We’re doing some work on a new product on Azure and it’s been a learning process. For any of you that are just getting started, here’s what I’ve found to be the most useful information getting started.
Connections will drop. Regularly. Your application MUST be able to handle dropped connections. Dropped connections are inevitable and intrinsic to the cloud architecture (e.g. ops like replacing a dead node, splitting a Federation member in SQL Database, etc.). The Transient Fault Handling Application Block provides well thought out and tested ways to handle this – use it.

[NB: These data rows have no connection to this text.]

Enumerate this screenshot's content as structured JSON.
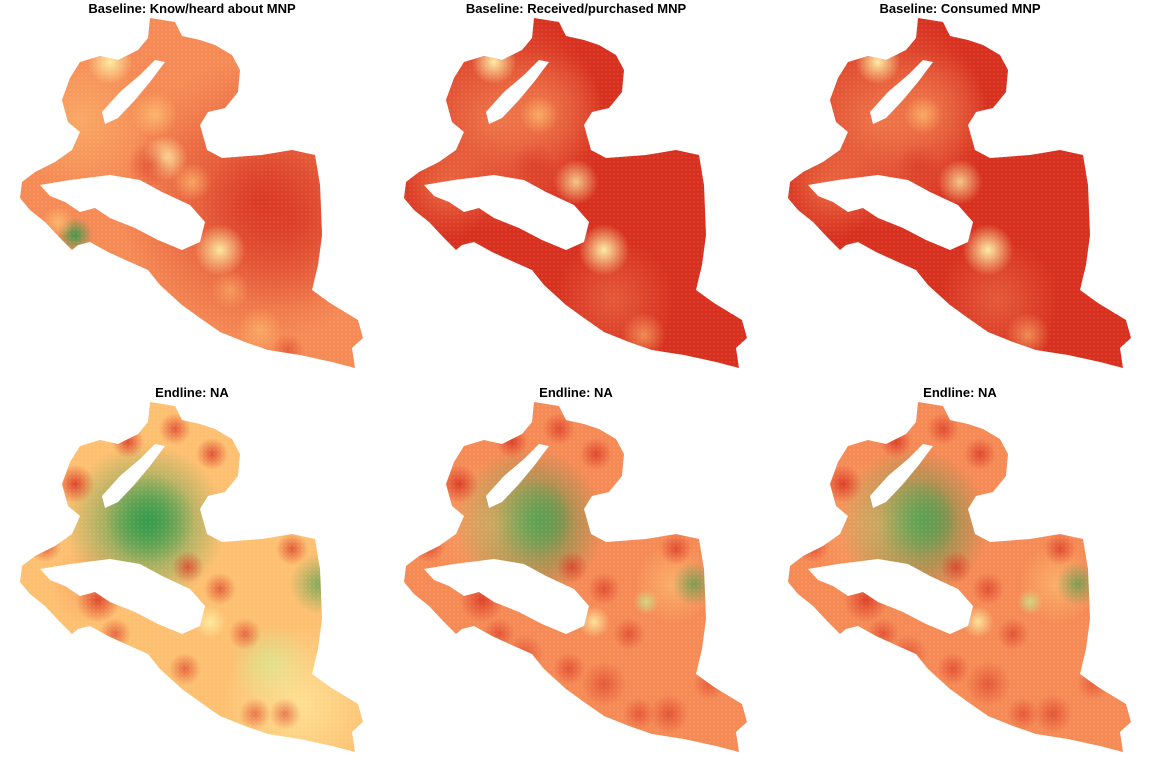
{
  "panels": [
    {
      "id": "p1",
      "title": "Baseline: Know/heard about MNP",
      "scheme": "baseline_light"
    },
    {
      "id": "p2",
      "title": "Baseline: Received/purchased MNP",
      "scheme": "baseline_red"
    },
    {
      "id": "p3",
      "title": "Baseline: Consumed MNP",
      "scheme": "baseline_red"
    },
    {
      "id": "p4",
      "title": "Endline: NA",
      "scheme": "endline_a"
    },
    {
      "id": "p5",
      "title": "Endline: NA",
      "scheme": "endline_b"
    },
    {
      "id": "p6",
      "title": "Endline: NA",
      "scheme": "endline_b"
    }
  ],
  "colors": {
    "dark_red": "#d7301f",
    "orange": "#f58a55",
    "light_orange": "#fdbf70",
    "yellow": "#fff5a8",
    "light_green": "#c8e68a",
    "green": "#2e9a4a"
  }
}
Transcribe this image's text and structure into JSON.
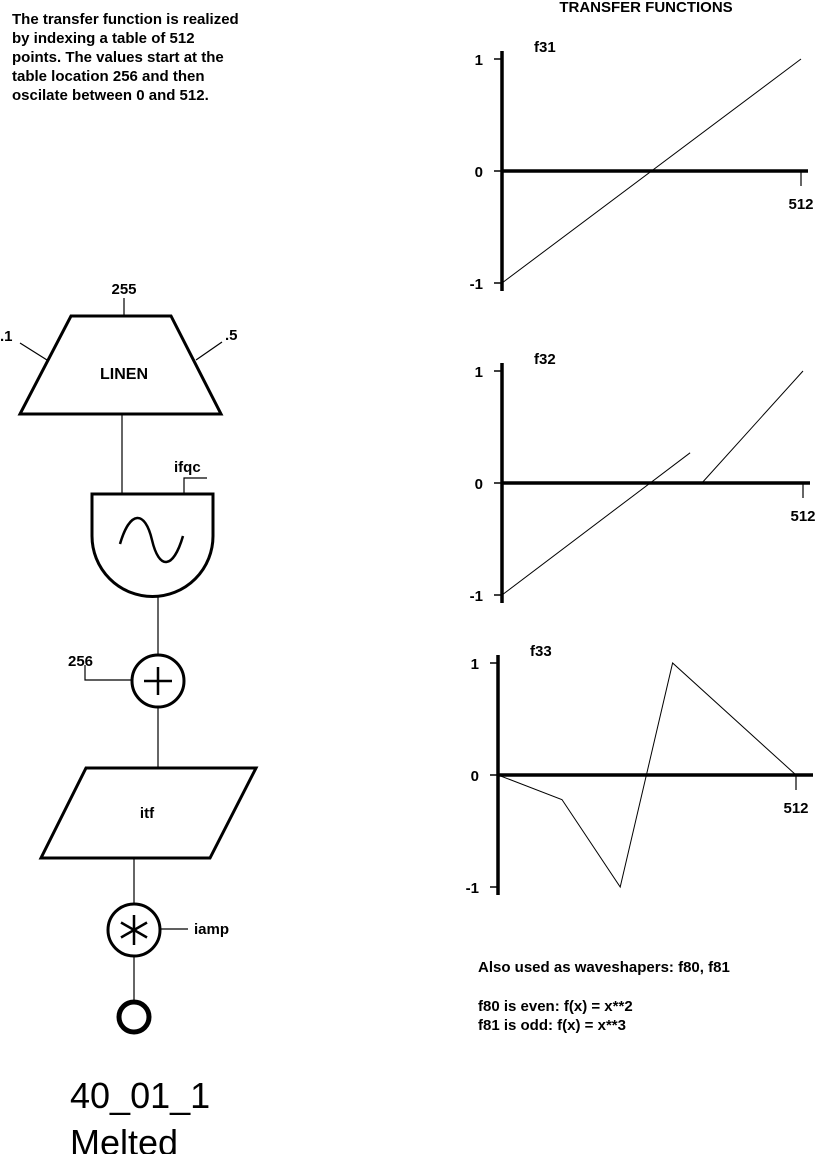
{
  "description": {
    "lines": [
      "The transfer function is realized",
      "by indexing a table of 512",
      "points. The values start at the",
      "table location 256 and then",
      "oscilate between 0 and 512."
    ]
  },
  "transfer_functions": {
    "heading": "TRANSFER FUNCTIONS",
    "y_ticks": [
      "1",
      "0",
      "-1"
    ],
    "x_tick": "512",
    "graphs": [
      {
        "name": "f31",
        "segments": [
          [
            [
              0,
              -1
            ],
            [
              512,
              1
            ]
          ]
        ]
      },
      {
        "name": "f32",
        "segments": [
          [
            [
              0,
              -1
            ],
            [
              320,
              0.27
            ]
          ],
          [
            [
              340,
              0
            ],
            [
              512,
              1
            ]
          ]
        ]
      },
      {
        "name": "f33",
        "segments": [
          [
            [
              0,
              0
            ],
            [
              110,
              -0.22
            ],
            [
              210,
              -1
            ],
            [
              300,
              1
            ],
            [
              512,
              0
            ]
          ]
        ]
      }
    ]
  },
  "blocks": {
    "linen": {
      "label": "LINEN",
      "top_input": "255",
      "left_input": ".1",
      "right_input": ".5"
    },
    "oscillator": {
      "input": "ifqc"
    },
    "adder": {
      "input": "256"
    },
    "table": {
      "label": "itf"
    },
    "multiplier": {
      "input": "iamp"
    }
  },
  "waveshapers": {
    "line1": "Also used as waveshapers: f80, f81",
    "line2": "f80 is even:  f(x) = x**2",
    "line3": "f81 is odd:  f(x) = x**3"
  },
  "footer": {
    "id": "40_01_1",
    "name": "Melted"
  }
}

A SQL select that normally takes 10 milliseconds to complete can take a minute. Azure is a service-based platform of shared resources, and this means that two types of latencies or interruptions regularly occur. The first is the time taken to make a request and receive a response over the internet. Since those requests and responses can travel through any number of routers before they return to the client, timeouts and disconnections are more frequent than in local, fixed networks. The second is the time it takes for a shared-resource system like Azure to create backup versions of data for durability and to replace and reroute requests to any removed instances. In some cases that means the user waits a minute for the web page to complete. But for other uses, it means perform your communication with other systems in Azure in an async manner.
Even if the only user of your app at first will be your proud mom, set it up on two datacenters. There’s a giant difference between a single instance and two instances. Going from 2 to N has some issues, but they’re a lot fewer. Learn from the start how to properly set up a clustered system. We set one in the US and one in Europe so we hit more latency and communication problems between the two systems.

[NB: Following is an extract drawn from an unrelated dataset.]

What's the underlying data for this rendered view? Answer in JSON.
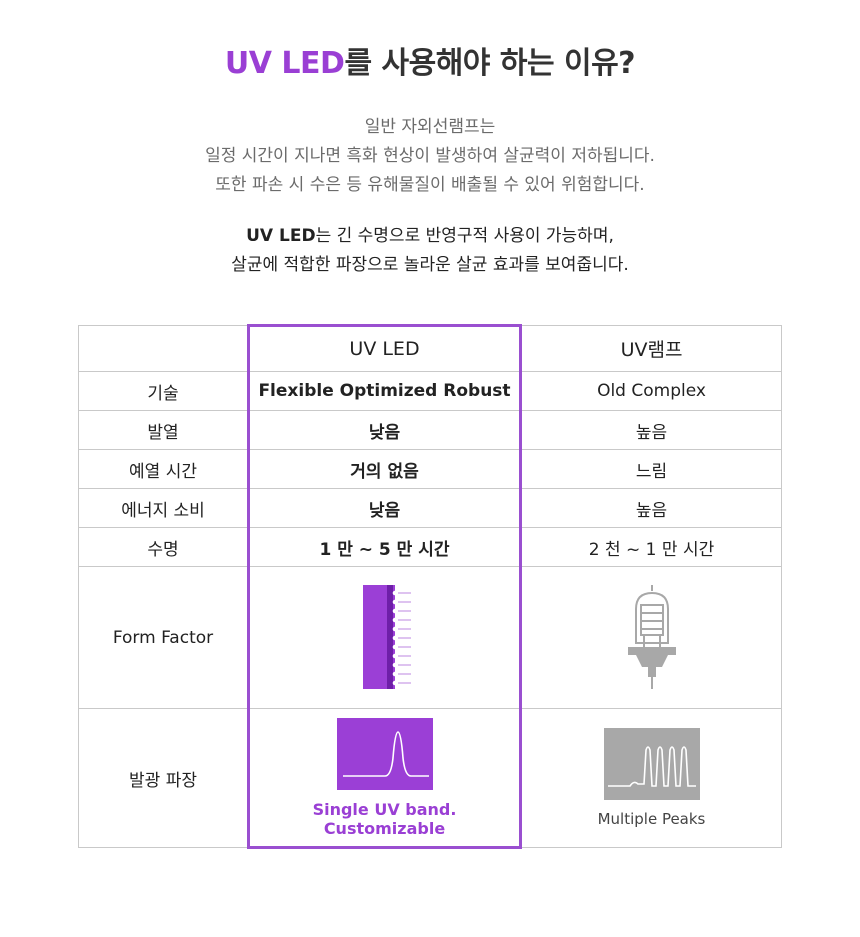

Default Capacity & Billing Settings
When you create anything in Azure, it has default limits set for capacity, billing, etc. Check them. You don’t want a well-designed system to stop responding, not because it can’t handle the load, but the increased number of customers caused you to hit the maximum charge for one of the services. We hit this problem with the Phone Home license server which caused it to be down for ½ hour.
Web App Logging
Using Trace sucks. There’s no way to set the level of logging by component and no log.IsDebugEnabled which is a tremendous performance win. We’re still working through how to best configure log4net and will update this here when we make a final decision. (A big question is do we log to each web app instance local storage, and lose that logging if the web app VM crashes, or do we write out to shared storage.)
- Best Practices for Performance in Azure Applications
- Enterprise Library 5.0 Integration Pack for Windows Azure
- Scaling Applications Using Azure Cloud Services
- (Some) Best Practices for Building Windows Azure Cloud Applications
- Cloud Power: How to scale Azure Websites globally with Traffic Manager
- Best Practices for the Design of Large-Scale Services on Azure Cloud Services
Azure Sql Database
- Azure SQL Database
- Azure SQL Database Guidelines and Limitations
- Performance Considerations with Azure SQL Database
- Guidelines for Connecting to Azure SQL Database
- Azure SQL Database Concepts
At the Build Conference I attended a session by two of the top Azure system engineers. They had a slide come up labeled “Load Testing” and they said “take it live.” Their point was you can, and should load test before you go live. But it’s only as a live system that you truly test it and find the problems from that testing.
Running on Azure is new, different, and a learning experience. Be ready to resolve issues quickly because you will hit quite a few when you first go live. And by definition, most of them will be in unexpected places.